Carancho est un film qui paraît s'éparpiller, s’effriter sans cesse. Le film se veut d’abord comme une espèce de témoignage brut sur un certain contexte social propre à l’Argentine (celui des hôpitaux, des combines d’avocats véreux), ensuite passe à l’apaisement d’une romance fragile, puis enfin vire au thriller noir et sanglant. De fait, on a du mal à rentrer dans le film, à s’y intéresser même, car celui-ci semble hésiter sur l’intrigue à suivre, semble partir dans plusieurs directions sans vraiment vouloir en déterminer une. La tension monte chaotiquement, comme elle peut, et n’est vraiment efficace que dans son dernier tiers quand tout se met enfin à dérailler.
Le scénario éclaté atténue l’attention du spectateur, égaré entre détails confus des arnaques et des jurisprudences, scènes répétées aux urgences (qui finissent par lasser) et polar balisé. C’est finalement du côté de la relation entre les deux amants que le film va trouver un point plus fort et plus névralgique, emmené par la belle prestation de Martina Gusman et Ricardo Darin ; amants maudits à la James M. Cain (Assurance sur la mort, Le facteur sonne toujours deux fois), pris dans les rets d’une implacable fatalité, et ce jusqu’à l’accident final dont l’issue restera incertaine. Le monde des urgences, la nuit, la drogue, le danger, la valse des âmes seules et des âmes perdues, rappellent également le magnifique À tombeau ouvert de Scorsese dans cette peinture nette d’une violence humaine et désespérément quotidienne.

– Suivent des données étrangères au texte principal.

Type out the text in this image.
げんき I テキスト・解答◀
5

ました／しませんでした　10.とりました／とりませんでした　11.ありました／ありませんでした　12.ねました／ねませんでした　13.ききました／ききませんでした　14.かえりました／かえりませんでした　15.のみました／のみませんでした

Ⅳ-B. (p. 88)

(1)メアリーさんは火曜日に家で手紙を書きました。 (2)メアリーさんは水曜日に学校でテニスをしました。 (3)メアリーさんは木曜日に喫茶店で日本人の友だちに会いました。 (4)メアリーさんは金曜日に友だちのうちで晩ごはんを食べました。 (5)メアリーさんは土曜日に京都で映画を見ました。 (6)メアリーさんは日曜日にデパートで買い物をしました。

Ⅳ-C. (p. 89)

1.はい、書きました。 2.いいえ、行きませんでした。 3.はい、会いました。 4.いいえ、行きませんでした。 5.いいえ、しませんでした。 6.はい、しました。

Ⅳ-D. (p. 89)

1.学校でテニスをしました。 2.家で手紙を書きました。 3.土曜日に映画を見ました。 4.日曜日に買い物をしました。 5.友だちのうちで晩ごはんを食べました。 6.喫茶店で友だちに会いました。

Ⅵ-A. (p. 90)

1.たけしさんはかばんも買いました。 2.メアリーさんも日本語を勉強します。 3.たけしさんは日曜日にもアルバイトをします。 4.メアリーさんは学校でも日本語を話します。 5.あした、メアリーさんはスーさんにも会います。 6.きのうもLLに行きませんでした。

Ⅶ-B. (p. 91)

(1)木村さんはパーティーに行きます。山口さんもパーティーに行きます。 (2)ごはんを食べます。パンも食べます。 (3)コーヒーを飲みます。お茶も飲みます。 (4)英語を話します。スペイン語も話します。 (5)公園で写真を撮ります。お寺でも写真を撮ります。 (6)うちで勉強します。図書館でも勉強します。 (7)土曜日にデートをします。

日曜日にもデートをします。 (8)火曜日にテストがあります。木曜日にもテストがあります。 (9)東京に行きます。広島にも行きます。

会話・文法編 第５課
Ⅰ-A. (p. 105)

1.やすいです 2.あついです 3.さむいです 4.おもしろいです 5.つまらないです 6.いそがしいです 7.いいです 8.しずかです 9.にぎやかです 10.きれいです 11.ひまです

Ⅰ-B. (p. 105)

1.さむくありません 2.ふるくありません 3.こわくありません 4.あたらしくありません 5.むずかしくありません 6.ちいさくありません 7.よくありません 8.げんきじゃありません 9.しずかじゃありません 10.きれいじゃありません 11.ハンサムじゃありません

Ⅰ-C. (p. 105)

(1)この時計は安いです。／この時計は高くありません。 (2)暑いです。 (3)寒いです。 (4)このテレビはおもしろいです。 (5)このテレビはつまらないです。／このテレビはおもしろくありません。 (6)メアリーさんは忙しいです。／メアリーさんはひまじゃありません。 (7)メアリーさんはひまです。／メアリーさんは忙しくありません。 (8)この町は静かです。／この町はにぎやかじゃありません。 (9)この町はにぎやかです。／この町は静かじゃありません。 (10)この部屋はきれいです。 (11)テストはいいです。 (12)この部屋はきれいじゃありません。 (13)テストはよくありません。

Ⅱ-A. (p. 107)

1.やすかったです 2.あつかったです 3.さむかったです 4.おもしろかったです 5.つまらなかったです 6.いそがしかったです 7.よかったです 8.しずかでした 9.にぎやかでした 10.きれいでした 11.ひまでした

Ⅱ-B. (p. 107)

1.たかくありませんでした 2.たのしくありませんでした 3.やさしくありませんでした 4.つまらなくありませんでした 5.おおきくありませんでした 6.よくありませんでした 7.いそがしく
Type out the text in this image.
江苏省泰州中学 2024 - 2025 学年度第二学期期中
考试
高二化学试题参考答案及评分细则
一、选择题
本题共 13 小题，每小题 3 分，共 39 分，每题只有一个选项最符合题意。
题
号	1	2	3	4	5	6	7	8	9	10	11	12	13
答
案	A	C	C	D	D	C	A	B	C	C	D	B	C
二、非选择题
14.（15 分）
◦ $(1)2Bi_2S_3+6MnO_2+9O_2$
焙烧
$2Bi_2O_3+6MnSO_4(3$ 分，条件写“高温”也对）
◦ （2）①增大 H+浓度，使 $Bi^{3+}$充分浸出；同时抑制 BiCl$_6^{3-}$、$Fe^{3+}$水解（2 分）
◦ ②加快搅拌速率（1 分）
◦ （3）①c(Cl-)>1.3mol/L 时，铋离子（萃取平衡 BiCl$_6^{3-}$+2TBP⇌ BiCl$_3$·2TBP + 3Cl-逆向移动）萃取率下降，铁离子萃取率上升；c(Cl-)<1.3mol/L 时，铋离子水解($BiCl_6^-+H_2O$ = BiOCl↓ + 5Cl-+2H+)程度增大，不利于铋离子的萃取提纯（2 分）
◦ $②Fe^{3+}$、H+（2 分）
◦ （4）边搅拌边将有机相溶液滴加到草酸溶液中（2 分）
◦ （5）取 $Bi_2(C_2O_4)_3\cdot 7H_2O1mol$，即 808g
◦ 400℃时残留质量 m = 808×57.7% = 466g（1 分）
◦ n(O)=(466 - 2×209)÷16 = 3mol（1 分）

La réalisation de Pablo Trapero est précise, instinctive en même temps, proche des visages et des peaux durement marquées (blessures, coupures, piqûres), et nimbée de lumières chaudes superbement restituées grâce à une caméra HD. De belles scènes (celle de la danse, du premier baiser autour d’un café et d’un drôle de pari), et jusqu’à un dernier plan-séquence saisissant, viennent éblouir ce cauchemar éveillé, comme chancelant, qui passionne à moitié tout en impressionnant par sa maîtrise et sa noirceur irrémédiable.